Since the 16th century when Jesuit priest Jose de Acosta created the theology of extraction giving a Christian rationale for exploiting indigenous people on land with valuable minerals we have been dealing with the affects of racialized geography. In a speech for Louisville Presbyterian Theological Seminary Dr. Willie Jennings discusses the way the rich and powerful manipulate the system to ensure that things stay the way they are. This applies to race too, the rich and powerful (mostly the dominant white culture in the United States) manipulate the system to ensure that property is divided up so the rich and powerful have their part of cities/towns/etc. and the not rich and powerful are kept out.
A short two minute explanation of what one theory of defunding the police means. This is the type of defunding the police that we can get support.
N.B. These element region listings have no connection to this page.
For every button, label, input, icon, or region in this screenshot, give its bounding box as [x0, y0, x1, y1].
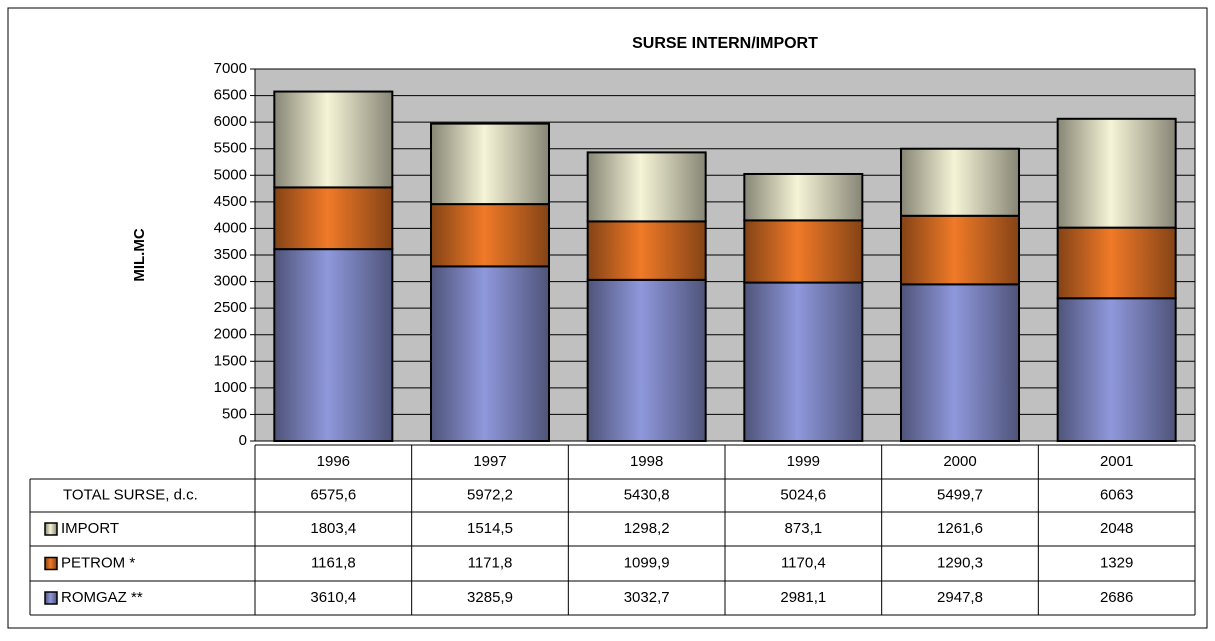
- x-tick-label: 1998: [630, 453, 663, 470]
- y-tick-label: 3500: [214, 246, 247, 263]
- y-tick-label: 3000: [214, 273, 247, 290]
- bar-segment: [586, 151, 707, 223]
- bar-segment: [1056, 117, 1177, 229]
- table-cell: 2981,1: [780, 589, 826, 606]
- y-tick-label: 2500: [214, 299, 247, 316]
- table-cell: 5430,8: [624, 486, 670, 503]
- bar-segment: [430, 203, 550, 268]
- y-tick-label: 6500: [214, 87, 247, 104]
- x-tick-label: 1999: [787, 453, 820, 470]
- y-axis-label: MIL.MC: [131, 228, 148, 281]
- bar-segment: [430, 265, 550, 443]
- table-cell: 6063: [1100, 486, 1133, 503]
- bar-segment: [1056, 297, 1177, 443]
- bar-segment: [273, 186, 394, 251]
- table-row-label: TOTAL SURSE, d.c.: [63, 486, 198, 503]
- table-cell: 1099,9: [624, 554, 670, 571]
- table-cell: 1161,8: [311, 554, 356, 571]
- bar-segment: [900, 283, 1020, 442]
- table-cell: 1290,3: [937, 554, 983, 571]
- table-cell: 1514,5: [467, 520, 513, 537]
- legend-swatch: [44, 556, 58, 571]
- bar-segment: [273, 248, 394, 442]
- bar-segment: [586, 278, 707, 442]
- table-cell: 1329: [1100, 554, 1133, 571]
- bar-segment: [743, 281, 864, 442]
- x-tick-label: 1997: [473, 453, 506, 470]
- x-tick-label: 1996: [317, 453, 350, 470]
- x-tick-label: 2001: [1100, 453, 1133, 470]
- table-cell: 1171,8: [468, 554, 513, 571]
- bar-segment: [900, 147, 1020, 217]
- chart-title: SURSE INTERN/IMPORT: [632, 35, 818, 52]
- bar-segment: [900, 214, 1020, 286]
- table-cell: 2947,8: [937, 589, 983, 606]
- table-cell: 3032,7: [624, 589, 670, 606]
- table-cell: 1803,4: [310, 520, 356, 537]
- bar-segment: [743, 219, 864, 284]
- legend-swatch: [44, 591, 58, 605]
- legend-label: ROMGAZ **: [61, 589, 143, 606]
- legend-label: PETROM *: [61, 554, 135, 571]
- table-cell: 1298,2: [624, 520, 670, 537]
- table-cell: 2686: [1100, 589, 1133, 606]
- table-cell: 1170,4: [781, 554, 826, 571]
- table-cell: 5024,6: [780, 486, 826, 503]
- table-cell: 3610,4: [310, 589, 356, 606]
- y-tick-label: 5500: [214, 140, 247, 157]
- bar-segment: [1056, 226, 1177, 300]
- y-tick-label: 1000: [214, 379, 247, 396]
- legend-swatch: [44, 522, 58, 536]
- bar-segment: [743, 172, 864, 222]
- y-tick-label: 4000: [214, 219, 247, 236]
- bar-segment: [430, 122, 550, 206]
- legend-label: IMPORT: [61, 520, 119, 537]
- y-tick-label: 0: [239, 432, 247, 449]
- bar-segment: [586, 220, 707, 281]
- y-tick-label: 7000: [214, 60, 247, 77]
- table-cell: 3285,9: [467, 589, 513, 606]
- y-tick-label: 6000: [214, 113, 247, 130]
- table-cell: 2048: [1100, 520, 1133, 537]
- table-cell: 873,1: [785, 520, 823, 537]
- table-cell: 5499,7: [937, 486, 983, 503]
- y-tick-label: 500: [222, 405, 247, 422]
- table-cell: 5972,2: [467, 486, 513, 503]
- y-tick-label: 4500: [214, 193, 247, 210]
- x-tick-label: 2000: [943, 453, 976, 470]
- y-tick-label: 1500: [214, 352, 247, 369]
- table-cell: 1261,6: [937, 520, 983, 537]
- y-tick-label: 5000: [214, 166, 247, 183]
- bar-segment: [273, 90, 394, 189]
- table-cell: 6575,6: [310, 486, 356, 503]
- y-tick-label: 2000: [214, 326, 247, 343]
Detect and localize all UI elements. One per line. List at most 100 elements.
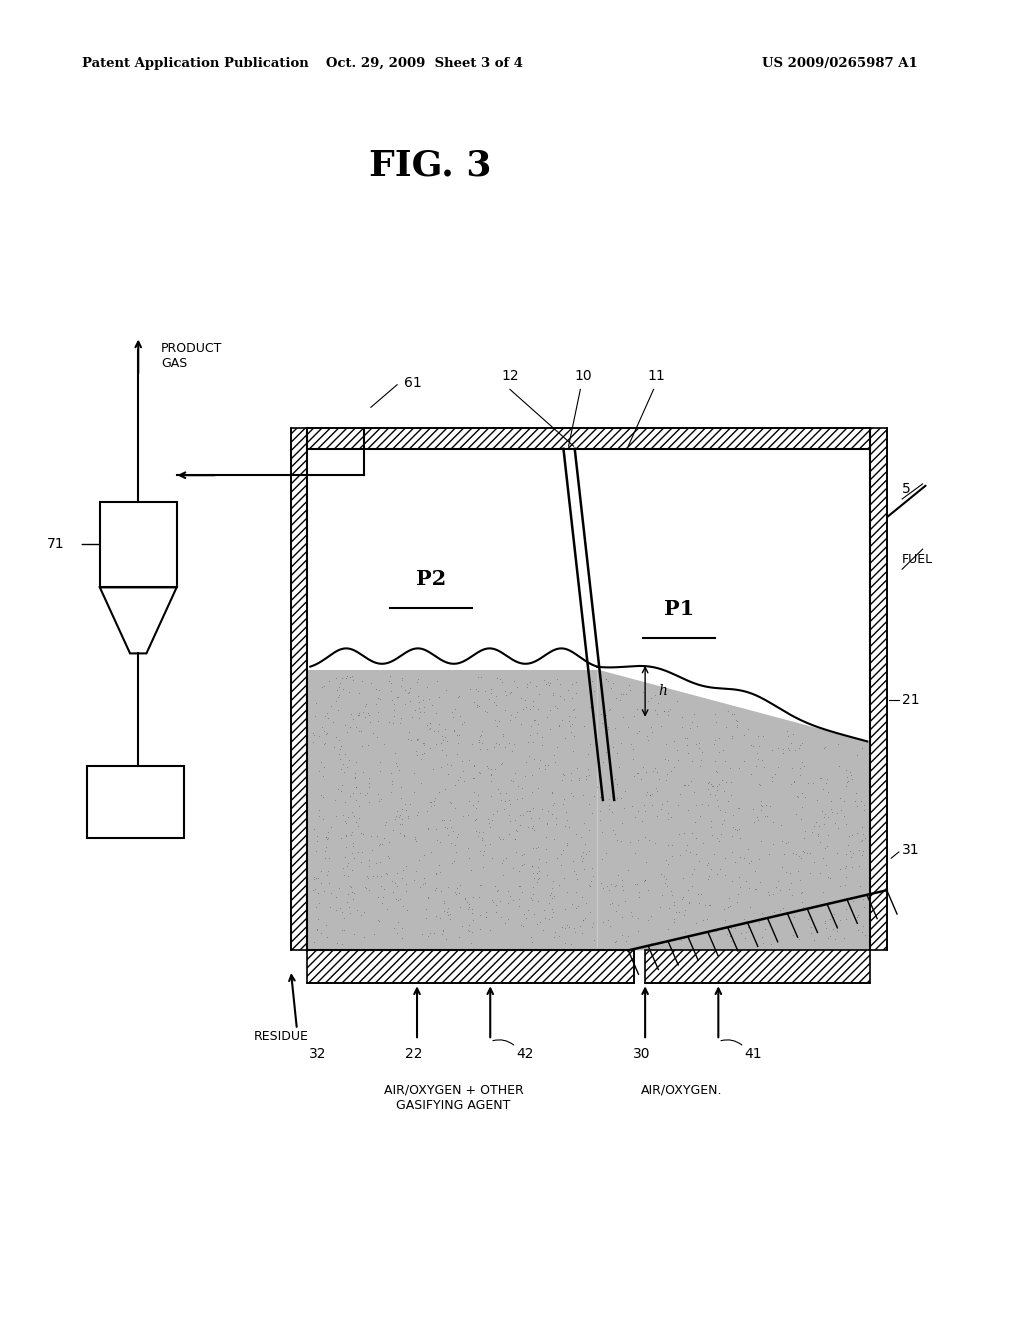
Point xyxy=(534,726,550,747)
Point xyxy=(315,756,332,777)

A powerful personal narrative from Winfred Rembert who survived a lynching as a teenager. A must watch.
The founder and curator of the New Jim Crow museum, Dr. David Pilgrim, gives short history lessons as he walks viewers through his museum. One of the points that the museum attempts to get across (and does well) is the pervasive nature of the racist laws, caricatures, and violence against Black people across the United States. Well worth 23 minutes of your time. This is an excellent video for a history class or small group discussion.
An intimate, engaging eight part series focusing on the Flint Police Department (Michigan) that shows the policing from all sides, the police, the public that supports them, the public that doesn't support them, the politicians that support them and don't support them, and everyone in-between. Flint Town shows the complexity of working for a police department in neighborhoods that are at high stress levels because of poverty, race, and, in Flint's case, water issues. It also shows the differences in officer's approaches to policing based on their ethnicity and where/how they grew up. This series is highly recommended.
Whew! This is an intense 23 minutes. Hats off the Emmanuel Acho and the Petaluma Police Department for talking with each other and role modeling what it takes to make change - sitting down together and asking and answering difficult questions.
Police officer Renee Mitchell tells a story where she had to choose between appeasing her superior by arresting an individual or letting the individual go and putting her career in jeopardy and how that decision cemented the idea that the way we police in America has to change.
Conservatively speaking, one in ten police interactions involve a mentally ill person, but rarely are police trained to deal with a person having a mental illness crisis. A Different Kind of Force follows the San Antonino police mental health unit as they respond to mental health situations and strive to employ crisis intervention training despite not receiving enough funding and support.
A one-hour lecture on the history of discrimination against Asian people in America and how the model minority myth still exists and is used as a wedge between the Asian and Black communities.
There are few words more loaded than abortion and for many Christians it is the one issue that sways their vote. Skye Jethani argues that overturning Roe v. Wade wouldn't change the abortion rate, but improving access to healthcare and changing our local and state policies on abortion would be more effective.